The wine bottle was nearly empty when I finally made my way upstairs to my bedroom. I took a bath, changed into my PJs, and collapsed onto the king-sized bed that suddenly felt far too large and empty.
I must have fallen asleep, because the next thing I knew, sunlight was streaming through the windows and there was a sound coming from downstairs. For a moment, I lay still, wondering if I was imagining it. Then I heard it again—the soft whistle of a kettle, the clink of dishes.
Someone was in my house.
I crept out of bed, my head pounding from the wine and too little sleep. The digital clock on my nightstand read 8:47 AM. I grabbed the baseball bat I kept beside my bed... a precaution my father had insisted on when I'd moved in alone... and made my way carefully down the stairs.
The sounds were coming from the kitchen. I could smell coffee brewing, hear someone moving around with casual familiarity. A burglar wouldn't be making breakfast, would they?

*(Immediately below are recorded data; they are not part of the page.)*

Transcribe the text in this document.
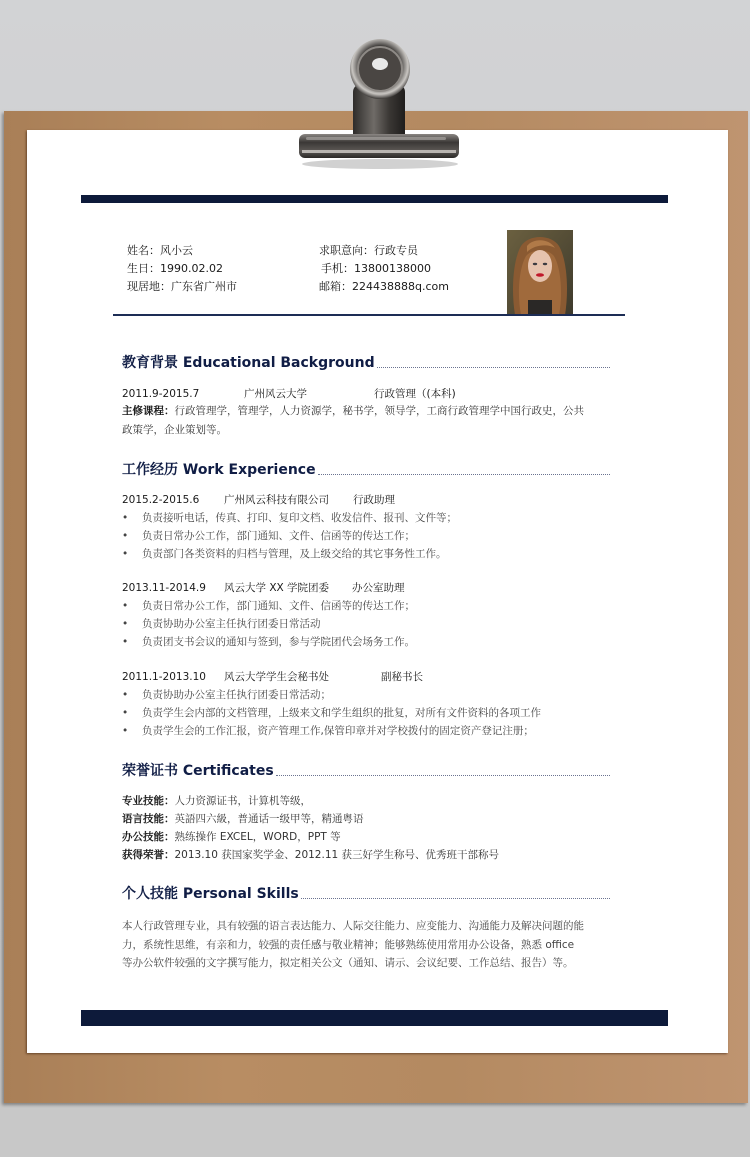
姓名：风小云
生日：1990.02.02
现居地：广东省广州市
求职意向：行政专员
手机：13800138000
邮箱：224438888q.com
教育背景 Educational Background
2011.9-2015.7	广州风云大学	行政管理（(本科)
主修课程：行政管理学，管理学，人力资源学，秘书学，领导学，工商行政管理学中国行政史，公共
政策学，企业策划等。
工作经历 Work Experience
2015.2-2015.6 广州风云科技有限公司 行政助理
• 负责接听电话，传真、打印、复印文档、收发信件、报刊、文件等；
• 负责日常办公工作，部门通知、文件、信函等的传达工作；
• 负责部门各类资料的归档与管理，及上级交给的其它事务性工作。
2013.11-2014.9 风云大学 XX 学院团委 办公室助理
• 负责日常办公工作，部门通知、文件、信函等的传达工作；
• 负责协助办公室主任执行团委日常活动
• 负责团支书会议的通知与签到，参与学院团代会场务工作。
2011.1-2013.10 风云大学学生会秘书处	副秘书长
• 负责协助办公室主任执行团委日常活动；
• 负责学生会内部的文档管理，上级来文和学生组织的批复，对所有文件资料的各项工作
• 负责学生会的工作汇报，资产管理工作,保管印章并对学校拨付的固定资产登记注册；
荣誉证书 Certificates
专业技能：人力资源证书，计算机等级，
语言技能：英語四六級，普通话一级甲等，精通粤语
办公技能：熟练操作 EXCEL，WORD，PPT 等
获得荣誉：2013.10 获国家奖学金、2012.11 获三好学生称号、优秀班干部称号
个人技能 Personal Skills
本人行政管理专业，具有较强的语言表达能力、人际交往能力、应变能力、沟通能力及解决问题的能
力，系统性思维，有亲和力，较强的责任感与敬业精神；能够熟练使用常用办公设备，熟悉 office
等办公软件较强的文字撰写能力，拟定相关公文（通知、请示、会议纪要、工作总结、报告）等。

I peered around the corner, bat raised, and froze.
Greyson O'Malley was standing at my kitchen counter, still wearing his dress shirt from the night before, though he'd rolled up the sleeves and loosened his tie. He was making coffee with the kind of easy competence that suggested he'd done this before, in this kitchen.
"What the hell are you doing in my house?" I demanded, stepping into the kitchen with the bat still raised.
He turned, and I saw that he looked as rough as I felt—stubble covering his jaw, his hair disheveled, dark circles under his blue eyes. "Good morning to you too," he said mildly. "Coffee?"
"I'm serious, Grey. How did you get in here?"
He held up a familiar set of keys—my keys, the ones I'd forgotten were still in my purse. "You dropped these getting into the taxi last night. I may have borrowed them."
"That's breaking and entering."
"Is it? I have a key." He poured coffee into two mugs, adding cream to one the way I liked it. "Besides, I slept on your couch. Hardly the behavior of a criminal mastermind."
I lowered the bat, more confused than angry now. "You slept on my couch? All night?"
"I got here around midnight. You'd already gone to bed, and I didn't want to wake you. Figured we could talk in the morning when we'd both had time to process everything."
He handed me the coffee, and I took it automatically, our fingers brushing in the exchange. The touch sent a familiar jolt through me, and I stepped back quickly.
"There's nothing to process," I said. "You're married, Grey. End of story."
"To a woman who faked her own death and abandoned me," he pointed out. "I think that changes the moral maths a bit."
"Not the legal one." I took a sip of the coffee, grateful for the caffeine. "Morally, ethically, emotionally—you're free. I get that. But legally? You're still bound to her."